Background: Elective switching between anti-tumour necrosis factor (TNF) agents not necessarily dictated by efficacy or tolerability occurs in clinical practice. A study was undertaken to evaluate prospectively the impact of elective switching of patients with Crohn's disease well controlled with intravenous infliximab to subcutaneous adalimumab in a controlled trial.
Methods: An open-label randomised single-centre trial recruited 73 patients with ongoing response to at least 6 months of scheduled maintenance infliximab. Patients were randomised to continue intravenous 5 mg/kg infliximab or to switch to subcutaneous adalimumab 80 mg at baseline followed by 40 mg every other week for 1 year. Dose optimisation was allowed for intermittent flares, and patients with loss of response or intolerance could cross over to the alternative treatment group.
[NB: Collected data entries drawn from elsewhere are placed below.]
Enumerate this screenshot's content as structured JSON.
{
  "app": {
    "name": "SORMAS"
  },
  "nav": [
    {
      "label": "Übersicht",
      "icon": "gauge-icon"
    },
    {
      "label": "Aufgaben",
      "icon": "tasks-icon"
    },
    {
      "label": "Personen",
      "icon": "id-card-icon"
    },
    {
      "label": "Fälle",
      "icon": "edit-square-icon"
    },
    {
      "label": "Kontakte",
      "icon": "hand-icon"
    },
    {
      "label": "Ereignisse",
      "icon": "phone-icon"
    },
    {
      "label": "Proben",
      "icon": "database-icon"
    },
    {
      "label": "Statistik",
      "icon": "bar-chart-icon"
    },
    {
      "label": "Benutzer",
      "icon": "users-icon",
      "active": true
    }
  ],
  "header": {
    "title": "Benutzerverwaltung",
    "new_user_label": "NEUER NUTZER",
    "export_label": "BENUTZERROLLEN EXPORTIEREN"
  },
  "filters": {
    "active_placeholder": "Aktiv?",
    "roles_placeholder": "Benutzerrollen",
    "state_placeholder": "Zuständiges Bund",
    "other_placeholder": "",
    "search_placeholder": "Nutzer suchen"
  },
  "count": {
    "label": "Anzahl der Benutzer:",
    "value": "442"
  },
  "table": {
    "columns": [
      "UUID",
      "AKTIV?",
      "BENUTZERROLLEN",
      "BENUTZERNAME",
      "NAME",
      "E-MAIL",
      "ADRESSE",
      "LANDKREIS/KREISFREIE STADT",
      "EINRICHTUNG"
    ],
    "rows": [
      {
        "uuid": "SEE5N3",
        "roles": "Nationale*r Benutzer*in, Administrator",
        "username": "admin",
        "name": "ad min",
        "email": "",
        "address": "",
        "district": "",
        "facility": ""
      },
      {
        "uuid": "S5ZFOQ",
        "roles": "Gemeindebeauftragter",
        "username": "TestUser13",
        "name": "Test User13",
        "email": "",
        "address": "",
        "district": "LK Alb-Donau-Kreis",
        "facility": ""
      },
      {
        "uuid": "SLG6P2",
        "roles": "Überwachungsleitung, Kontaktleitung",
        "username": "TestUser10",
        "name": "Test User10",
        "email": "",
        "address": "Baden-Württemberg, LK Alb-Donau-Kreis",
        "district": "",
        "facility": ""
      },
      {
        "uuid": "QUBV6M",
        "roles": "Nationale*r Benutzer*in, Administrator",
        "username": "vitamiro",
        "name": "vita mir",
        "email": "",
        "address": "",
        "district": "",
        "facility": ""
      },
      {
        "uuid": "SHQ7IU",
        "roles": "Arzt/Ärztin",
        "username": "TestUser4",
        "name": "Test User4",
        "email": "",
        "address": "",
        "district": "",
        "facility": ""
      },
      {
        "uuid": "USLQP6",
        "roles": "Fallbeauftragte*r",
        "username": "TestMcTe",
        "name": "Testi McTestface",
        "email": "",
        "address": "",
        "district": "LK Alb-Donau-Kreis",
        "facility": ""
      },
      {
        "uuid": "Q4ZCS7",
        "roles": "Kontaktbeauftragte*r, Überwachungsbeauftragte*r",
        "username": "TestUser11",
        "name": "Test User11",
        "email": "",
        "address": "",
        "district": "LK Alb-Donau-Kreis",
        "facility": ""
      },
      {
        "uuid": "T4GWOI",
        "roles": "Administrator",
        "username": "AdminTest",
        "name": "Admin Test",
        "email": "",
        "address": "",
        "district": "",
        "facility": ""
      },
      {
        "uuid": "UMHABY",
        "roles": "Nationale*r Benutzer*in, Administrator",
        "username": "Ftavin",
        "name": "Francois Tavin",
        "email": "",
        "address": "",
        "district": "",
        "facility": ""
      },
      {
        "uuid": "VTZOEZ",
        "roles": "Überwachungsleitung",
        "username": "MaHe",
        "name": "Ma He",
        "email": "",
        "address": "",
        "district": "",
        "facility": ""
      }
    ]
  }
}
Tolerability, patient preference and efficacy of both treatment options were the primary outcomes.
Results: Dose optimisation or interruption of treatment occurred in 17/36 patients (47%) in the adalimumab group and in 6/37 patients (16%) in the infliximab group (p=0.006). One patient interrupted infliximab treatment and 10 patients interrupted adalimumab treatment (p=0.003), mostly for loss of tolerance. Overall, patients preferred adalimumab treatment. All five serious adverse events were related to complicated Crohn's disease and occurred in patients randomised to adalimumab. Injection site reactions were more frequent than infusion reactions (8 vs 1, p=0.01), but only the latter caused cessation of further dosing. Anti-TNF serum levels were stable throughout the 1-year period in both groups.
Conclusion: Elective switching from infliximab to adalimumab is associated with loss of tolerance and loss of efficacy within 1 year. Adherence to the first anti-TNF agent is recommended.